Degree Date

1970

Degree

Doctor of Philosophy (PhD)

Department

Classical and Near Eastern Archaeology

Abstract

The study of Hellenistic sculpture is often based upon its division into local schools centering around Pergamon, Alexandria and Rhodes. The underlying premise of the present study is that if a distinctly Rhodian Hellenistic school of sculpture existed, it should be possible to define its characteristics by means of a study of the extant sculpture of known Rhodian provenance, supplemented by the preserved statue bases. If it is not possible to demonstrate recurring technical, iconographic and stylistic traits within the Rhodian material, it may be assumed that the theory of regional schools should not be applied to Rhodes.

One hundred and sixteen pieces of sculpture are catalogued and discussed.

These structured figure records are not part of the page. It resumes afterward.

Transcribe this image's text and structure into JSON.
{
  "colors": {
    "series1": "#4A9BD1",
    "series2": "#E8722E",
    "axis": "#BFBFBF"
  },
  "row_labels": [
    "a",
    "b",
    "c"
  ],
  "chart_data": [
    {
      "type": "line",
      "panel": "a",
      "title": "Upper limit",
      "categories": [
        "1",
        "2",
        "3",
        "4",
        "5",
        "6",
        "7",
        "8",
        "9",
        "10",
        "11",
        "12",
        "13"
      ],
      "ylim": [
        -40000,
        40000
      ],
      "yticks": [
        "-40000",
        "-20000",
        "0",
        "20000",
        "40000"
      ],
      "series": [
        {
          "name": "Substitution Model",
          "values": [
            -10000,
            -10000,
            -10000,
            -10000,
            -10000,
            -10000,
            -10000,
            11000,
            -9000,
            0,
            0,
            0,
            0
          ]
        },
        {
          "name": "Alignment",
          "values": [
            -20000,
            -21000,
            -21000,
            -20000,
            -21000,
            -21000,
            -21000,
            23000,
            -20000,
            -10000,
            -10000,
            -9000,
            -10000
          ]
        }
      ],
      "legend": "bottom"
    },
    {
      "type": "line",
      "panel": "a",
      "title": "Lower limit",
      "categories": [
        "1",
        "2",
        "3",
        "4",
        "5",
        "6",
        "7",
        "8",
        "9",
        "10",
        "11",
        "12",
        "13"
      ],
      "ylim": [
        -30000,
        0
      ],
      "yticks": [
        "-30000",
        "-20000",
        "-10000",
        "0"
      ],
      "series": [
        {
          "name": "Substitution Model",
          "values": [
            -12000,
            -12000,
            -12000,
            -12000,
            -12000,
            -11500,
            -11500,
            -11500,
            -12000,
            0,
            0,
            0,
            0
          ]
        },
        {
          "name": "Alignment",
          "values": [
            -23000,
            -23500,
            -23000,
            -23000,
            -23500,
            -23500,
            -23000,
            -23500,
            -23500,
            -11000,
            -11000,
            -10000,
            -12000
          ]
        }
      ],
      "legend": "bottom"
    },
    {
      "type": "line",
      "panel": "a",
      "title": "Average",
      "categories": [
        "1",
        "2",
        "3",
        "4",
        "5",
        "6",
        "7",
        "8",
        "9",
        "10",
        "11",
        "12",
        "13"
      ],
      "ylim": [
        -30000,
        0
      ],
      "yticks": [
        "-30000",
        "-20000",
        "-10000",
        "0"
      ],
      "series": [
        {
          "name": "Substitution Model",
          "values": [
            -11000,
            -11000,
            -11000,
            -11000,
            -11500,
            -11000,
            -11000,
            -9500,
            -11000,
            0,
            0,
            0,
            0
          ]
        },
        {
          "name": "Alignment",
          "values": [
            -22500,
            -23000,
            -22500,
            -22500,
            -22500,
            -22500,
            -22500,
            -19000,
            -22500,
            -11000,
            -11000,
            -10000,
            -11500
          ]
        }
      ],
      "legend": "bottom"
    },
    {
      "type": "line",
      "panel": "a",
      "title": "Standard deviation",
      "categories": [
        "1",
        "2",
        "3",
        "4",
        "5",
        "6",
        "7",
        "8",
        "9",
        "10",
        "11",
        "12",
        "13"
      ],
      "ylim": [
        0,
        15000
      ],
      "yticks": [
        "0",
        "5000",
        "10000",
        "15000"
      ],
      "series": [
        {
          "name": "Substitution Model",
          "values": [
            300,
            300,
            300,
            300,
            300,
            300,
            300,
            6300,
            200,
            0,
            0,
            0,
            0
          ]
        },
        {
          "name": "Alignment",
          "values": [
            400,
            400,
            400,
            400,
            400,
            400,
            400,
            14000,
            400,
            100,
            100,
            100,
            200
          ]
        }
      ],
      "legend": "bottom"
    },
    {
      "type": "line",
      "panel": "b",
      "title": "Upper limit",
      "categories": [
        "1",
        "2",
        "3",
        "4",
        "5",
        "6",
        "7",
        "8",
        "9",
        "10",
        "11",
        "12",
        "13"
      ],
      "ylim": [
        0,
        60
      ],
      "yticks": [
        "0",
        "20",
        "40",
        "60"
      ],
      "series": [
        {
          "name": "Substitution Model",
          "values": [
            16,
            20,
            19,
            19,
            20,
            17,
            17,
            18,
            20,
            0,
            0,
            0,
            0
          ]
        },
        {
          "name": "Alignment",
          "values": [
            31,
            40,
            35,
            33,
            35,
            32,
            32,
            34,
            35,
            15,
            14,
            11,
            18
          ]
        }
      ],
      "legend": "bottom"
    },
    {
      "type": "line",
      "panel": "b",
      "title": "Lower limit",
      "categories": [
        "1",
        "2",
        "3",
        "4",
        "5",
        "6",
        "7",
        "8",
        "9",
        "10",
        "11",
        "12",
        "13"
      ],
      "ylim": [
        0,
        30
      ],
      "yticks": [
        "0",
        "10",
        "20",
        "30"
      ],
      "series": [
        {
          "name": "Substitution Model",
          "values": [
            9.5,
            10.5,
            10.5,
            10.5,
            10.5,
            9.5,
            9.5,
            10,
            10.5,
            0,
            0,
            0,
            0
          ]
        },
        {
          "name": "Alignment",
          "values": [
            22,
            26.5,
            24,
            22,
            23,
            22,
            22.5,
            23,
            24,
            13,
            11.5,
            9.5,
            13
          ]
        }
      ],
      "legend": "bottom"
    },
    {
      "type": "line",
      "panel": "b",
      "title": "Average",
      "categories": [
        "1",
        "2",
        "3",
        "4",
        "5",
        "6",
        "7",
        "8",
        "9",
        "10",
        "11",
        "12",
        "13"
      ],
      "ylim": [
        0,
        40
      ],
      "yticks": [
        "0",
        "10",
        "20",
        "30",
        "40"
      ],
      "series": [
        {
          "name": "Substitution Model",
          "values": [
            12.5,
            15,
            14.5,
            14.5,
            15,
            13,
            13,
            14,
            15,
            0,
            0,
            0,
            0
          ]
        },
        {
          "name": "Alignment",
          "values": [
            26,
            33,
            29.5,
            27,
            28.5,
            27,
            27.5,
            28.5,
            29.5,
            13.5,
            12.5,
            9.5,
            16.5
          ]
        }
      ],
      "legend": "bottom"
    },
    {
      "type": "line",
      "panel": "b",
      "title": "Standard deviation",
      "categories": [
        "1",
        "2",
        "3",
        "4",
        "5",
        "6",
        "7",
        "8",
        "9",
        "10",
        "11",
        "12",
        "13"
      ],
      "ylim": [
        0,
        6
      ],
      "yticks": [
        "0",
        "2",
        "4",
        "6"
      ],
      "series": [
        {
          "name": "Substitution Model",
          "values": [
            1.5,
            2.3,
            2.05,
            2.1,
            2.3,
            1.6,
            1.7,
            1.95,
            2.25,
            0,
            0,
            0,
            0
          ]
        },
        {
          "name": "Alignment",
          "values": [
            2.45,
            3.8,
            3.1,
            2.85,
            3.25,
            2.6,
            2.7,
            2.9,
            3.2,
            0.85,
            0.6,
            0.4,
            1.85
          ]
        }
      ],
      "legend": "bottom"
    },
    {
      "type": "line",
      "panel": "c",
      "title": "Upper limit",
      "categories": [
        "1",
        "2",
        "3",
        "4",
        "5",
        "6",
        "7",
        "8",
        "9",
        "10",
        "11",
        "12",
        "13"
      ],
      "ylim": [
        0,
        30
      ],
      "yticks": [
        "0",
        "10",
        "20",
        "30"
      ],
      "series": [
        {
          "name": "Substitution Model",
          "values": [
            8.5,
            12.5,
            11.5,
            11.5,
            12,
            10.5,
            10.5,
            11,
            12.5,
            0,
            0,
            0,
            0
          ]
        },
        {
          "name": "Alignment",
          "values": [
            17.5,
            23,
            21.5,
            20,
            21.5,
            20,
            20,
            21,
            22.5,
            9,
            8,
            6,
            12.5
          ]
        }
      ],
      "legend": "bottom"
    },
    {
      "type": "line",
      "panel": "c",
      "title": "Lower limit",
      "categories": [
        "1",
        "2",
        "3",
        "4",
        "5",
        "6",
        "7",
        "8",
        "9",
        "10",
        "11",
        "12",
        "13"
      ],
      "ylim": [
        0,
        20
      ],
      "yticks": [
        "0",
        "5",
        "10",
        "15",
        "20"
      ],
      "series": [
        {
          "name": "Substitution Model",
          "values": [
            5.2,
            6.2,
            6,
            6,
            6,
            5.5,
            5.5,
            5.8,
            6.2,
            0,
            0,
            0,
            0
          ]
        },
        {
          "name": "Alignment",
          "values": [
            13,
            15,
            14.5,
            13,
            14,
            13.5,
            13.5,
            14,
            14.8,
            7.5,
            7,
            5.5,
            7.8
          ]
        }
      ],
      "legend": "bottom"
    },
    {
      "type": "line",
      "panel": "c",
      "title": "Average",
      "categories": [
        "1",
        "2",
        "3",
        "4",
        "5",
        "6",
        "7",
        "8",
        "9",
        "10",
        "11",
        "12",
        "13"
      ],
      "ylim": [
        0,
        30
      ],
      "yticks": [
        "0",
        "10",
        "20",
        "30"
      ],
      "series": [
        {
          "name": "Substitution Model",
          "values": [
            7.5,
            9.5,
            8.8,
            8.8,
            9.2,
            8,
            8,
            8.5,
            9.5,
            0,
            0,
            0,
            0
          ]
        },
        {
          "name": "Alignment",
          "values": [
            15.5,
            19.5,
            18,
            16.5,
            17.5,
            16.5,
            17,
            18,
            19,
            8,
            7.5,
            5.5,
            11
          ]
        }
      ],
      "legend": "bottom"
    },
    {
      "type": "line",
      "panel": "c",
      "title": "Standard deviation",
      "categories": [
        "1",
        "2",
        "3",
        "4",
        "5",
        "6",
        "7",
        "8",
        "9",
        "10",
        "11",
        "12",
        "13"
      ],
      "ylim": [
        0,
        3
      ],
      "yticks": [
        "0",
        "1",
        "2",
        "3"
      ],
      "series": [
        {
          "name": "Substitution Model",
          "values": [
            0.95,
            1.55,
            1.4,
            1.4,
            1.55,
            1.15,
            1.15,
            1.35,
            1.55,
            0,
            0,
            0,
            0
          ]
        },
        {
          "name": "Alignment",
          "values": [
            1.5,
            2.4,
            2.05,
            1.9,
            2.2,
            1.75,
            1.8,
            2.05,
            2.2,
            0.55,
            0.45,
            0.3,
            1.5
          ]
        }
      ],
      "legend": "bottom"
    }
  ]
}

They consist of sculptures in the Rhodes Archaeological Museum, and the Lindos excavation sculpture now in Copenhagen and Istanbul. The statue bases from Lindos are analyzed for the information they yield about the now missing statues they once held and about the sculptors who signed them. An attempt is then made to correlate the evidence of the extant sculpture with that of the statue bases, and to correlate the entire body of the material evidence with the literary sources.

The preserved marble sculpture is characterized principally by the frequent use of non-Rhodian marble, probably of Cycladic

origin, the rather small size of many pieces, the extensive and skilful use of the piecing technique, the employment of sometimes drastic undercutting for stylistic effect, and a general technical competence. A wide variety of types, stylistic devices and eclectic tendencies can be found, but several types known in multiple replicas can be isolated as specifically Rhodian creations. Most of the marble sculpture can be dated, mainly on stylistic grounds, to the late Hellenistic period. The statue bases give evidence of a continuous pattern of bronze votive and honorary portrait statuary from the fourth century into the first century of the Christian era. There is clear evidence of local sculptural production in the bronze portraits, which must have been locally produced because of their very nature, in the occasional use of local Rhodian stone, in the presence of multiple replicas of individual types, in the repetition of small stylistic and technical traits which allows some of the marble sculptures to be grouped into workshops, and in the epigraphic evidence of families of sculptors resident in Rhodes for several generations.

It is concluded that the sculptors, both Rhodian and foreign, producing statuary in Rhodes were working within and reflecting general Hellenistic sculptural trends, but with a definite strain of local originality, and influenced by local technical limitations. The statuary is best understood not as a school in the artistic sense, reflecting great works mentioned in the literary sources, but as a highly competent substratum of sculpture produced for local votive, honorary and decorative needs and tastes.